(2020-06) Statement of Motives and Macroeconomic Framework Annexed to the FY2019-2020 General Budget
Summary — Published in Le Moniteur (Special No. 8-A, 10 June 2020), this MEF annex sets out the rationale and macroeconomic framework for Haiti's FY2019-2020 general budget, balanced at 198.7 billion gourdes, up 36.4% from the reconducted 2017-2018 rectified budget. It details the public deficit (6.2% of GDP), COVID-19 response spending, and a sharp downward revision of growth to -3.6%.
Key Findings
- FY2019-2020 general budget balanced at 198.7 billion gourdes, up 36.4% year-on-year.
- Public deficit set to widen from 3.5% of GDP (2018-2019) to 6.2% (2019-2020) due to explicit inclusion of EDH and fuel subsidies.
- Real GDP growth revised down to -3.6% for FY2019-2020 after -1.8% in 2018-2019, with average annual inflation projected at 22.6%.
- BRH monetary financing of the government reached 27 billion gourdes by April 2020, far above the November 2019 MEF-BRH governance pact ceiling.

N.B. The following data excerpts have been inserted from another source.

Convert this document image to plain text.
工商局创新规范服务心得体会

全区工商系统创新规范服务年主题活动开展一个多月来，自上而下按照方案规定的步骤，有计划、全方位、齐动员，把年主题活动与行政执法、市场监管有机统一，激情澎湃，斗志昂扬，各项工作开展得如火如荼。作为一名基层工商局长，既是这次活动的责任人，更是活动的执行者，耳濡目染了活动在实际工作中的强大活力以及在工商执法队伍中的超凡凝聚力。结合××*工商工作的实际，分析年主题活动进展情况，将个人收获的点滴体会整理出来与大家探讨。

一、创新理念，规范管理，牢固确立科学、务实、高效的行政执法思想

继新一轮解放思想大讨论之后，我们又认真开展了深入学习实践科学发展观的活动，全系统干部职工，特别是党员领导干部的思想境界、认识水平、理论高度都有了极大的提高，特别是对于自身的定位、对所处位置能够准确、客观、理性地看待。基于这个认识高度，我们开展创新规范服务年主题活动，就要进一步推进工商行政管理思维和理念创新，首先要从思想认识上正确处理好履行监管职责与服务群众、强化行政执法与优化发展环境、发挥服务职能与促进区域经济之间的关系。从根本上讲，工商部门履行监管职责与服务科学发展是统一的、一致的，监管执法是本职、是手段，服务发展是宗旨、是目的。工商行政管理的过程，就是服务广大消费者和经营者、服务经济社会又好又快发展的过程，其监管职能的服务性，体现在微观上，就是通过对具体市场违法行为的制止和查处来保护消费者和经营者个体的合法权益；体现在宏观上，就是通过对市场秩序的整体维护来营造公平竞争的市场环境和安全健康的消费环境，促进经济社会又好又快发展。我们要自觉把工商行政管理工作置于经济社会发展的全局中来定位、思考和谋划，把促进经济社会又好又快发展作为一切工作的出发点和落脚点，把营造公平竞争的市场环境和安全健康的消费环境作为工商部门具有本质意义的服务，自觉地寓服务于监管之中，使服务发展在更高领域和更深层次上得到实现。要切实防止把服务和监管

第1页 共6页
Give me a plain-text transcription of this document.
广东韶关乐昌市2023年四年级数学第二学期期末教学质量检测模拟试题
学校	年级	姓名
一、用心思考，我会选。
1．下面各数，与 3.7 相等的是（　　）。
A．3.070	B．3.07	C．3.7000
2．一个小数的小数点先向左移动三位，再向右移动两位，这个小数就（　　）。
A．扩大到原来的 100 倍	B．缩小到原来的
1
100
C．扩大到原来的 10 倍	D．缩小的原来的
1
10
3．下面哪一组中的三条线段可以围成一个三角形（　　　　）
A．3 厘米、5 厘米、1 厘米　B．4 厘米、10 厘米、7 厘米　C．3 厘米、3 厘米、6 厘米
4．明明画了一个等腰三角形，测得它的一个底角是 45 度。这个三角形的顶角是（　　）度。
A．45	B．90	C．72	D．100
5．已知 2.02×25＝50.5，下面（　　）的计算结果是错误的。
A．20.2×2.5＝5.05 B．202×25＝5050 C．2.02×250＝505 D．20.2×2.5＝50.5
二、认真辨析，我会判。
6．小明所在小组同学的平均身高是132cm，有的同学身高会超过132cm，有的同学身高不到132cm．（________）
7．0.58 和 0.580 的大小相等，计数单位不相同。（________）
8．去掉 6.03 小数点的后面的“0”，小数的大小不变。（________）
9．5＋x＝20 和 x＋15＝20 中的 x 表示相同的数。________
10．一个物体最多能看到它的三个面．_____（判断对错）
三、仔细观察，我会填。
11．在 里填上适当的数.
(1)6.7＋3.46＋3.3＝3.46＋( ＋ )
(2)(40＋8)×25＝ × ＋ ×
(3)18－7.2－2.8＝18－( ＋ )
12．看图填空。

- Public debt service more than doubled year-on-year, from 13.4 to 30.2 billion gourdes (October 2019-April 2020), equal to 66% of collected revenue.
Full Description
This special issue of Le Moniteur (No. 8-A, Wednesday 10 June 2020) carries two annexed documents to Haiti's FY2019-2020 general budget prepared by the Ministere de l'Economie et des Finances (MEF): the Statement of Motives (Expose des motifs) and the Macroeconomic Framework Note (Cadre macroeconomique). The budget, adopted by the new government installed in March 2020 in the absence of a functioning parliament, balances resources and expenditures at 198,700,000,000 gourdes, a 36.4% increase over the reconducted 2017-2018 rectified budget used in 2018-2019 (145,643,000,000 gourdes). Internal resources total 89,339,870,695 gourdes; external partner support totals 37,069,658,982 gourdes (17,959,108,982 in budget support and 19,110,550,000 in project grants/loans); and 72,190,470,323 gourdes come from public securities issuance (25,771,020,323) and BRH borrowing (30,180,000,000). The public deficit (excluding budget support and grants) is set to rise from 3.5% of GDP in 2018-2019 to 6.2% in 2019-2020, driven by the explicit inclusion of Electricite d'Haiti and petroleum subsidies. Public debt service is projected at 20,104,366,777 gourdes (10,913,878,185 domestic, 9,190,488,593 external); personnel costs at 47,516,281,910 gourdes (+13.1%); current operating expenditures at 30,927,102,538 gourdes (+20.9%); and total subsidies at 38,050,350,545 gourdes, dominated by 25,698,200,000 gourdes for EDH and fuel subsidies. Public investment is set at 59,300,000,000 gourdes, including more than 17 billion gourdes for the COVID-19 response.
The macroeconomic framework note revises FY2019-2020 real GDP growth sharply downward to -3.6% (from -1.8% estimated for 2018-2019, itself revised down from an initial -1.2% based on updated ICAE data), with average annual inflation projected at 22.6%, 5.3 points above 2018-2019. GDP per capita fell from USD 818 in 2014 to USD 650 in 2019. The note reviews the global and regional context (IMF WEO April 2020 projecting a -3% global contraction and -1% for emerging/developing economies), documents a 79% revenue realization rate against targets in 2018-2019 (76.4 billion gourdes collected), a public deficit of 28.4 billion gourdes on a cash basis by end-April 2020, BRH monetary financing of 27 billion gourdes (far exceeding the November 2019 MEF-BRH governance pact), a gourde depreciation of about 10% over the first seven months of the fiscal year, and net foreign reserves down 13% to USD 651 million at end-April 2020.
Notes
Le Moniteur cover dated Wednesday 10 June 2020 (Special No. 8-A); used as the publication month prefix. Read pages 1-17 of the PDF (cover, expose des motifs, and the opening sections of the macroeconomic framework note); the document continues beyond page 17 with further macroeconomic and medium-term sections not directly reviewed, but the summarized figures are drawn only from pages read.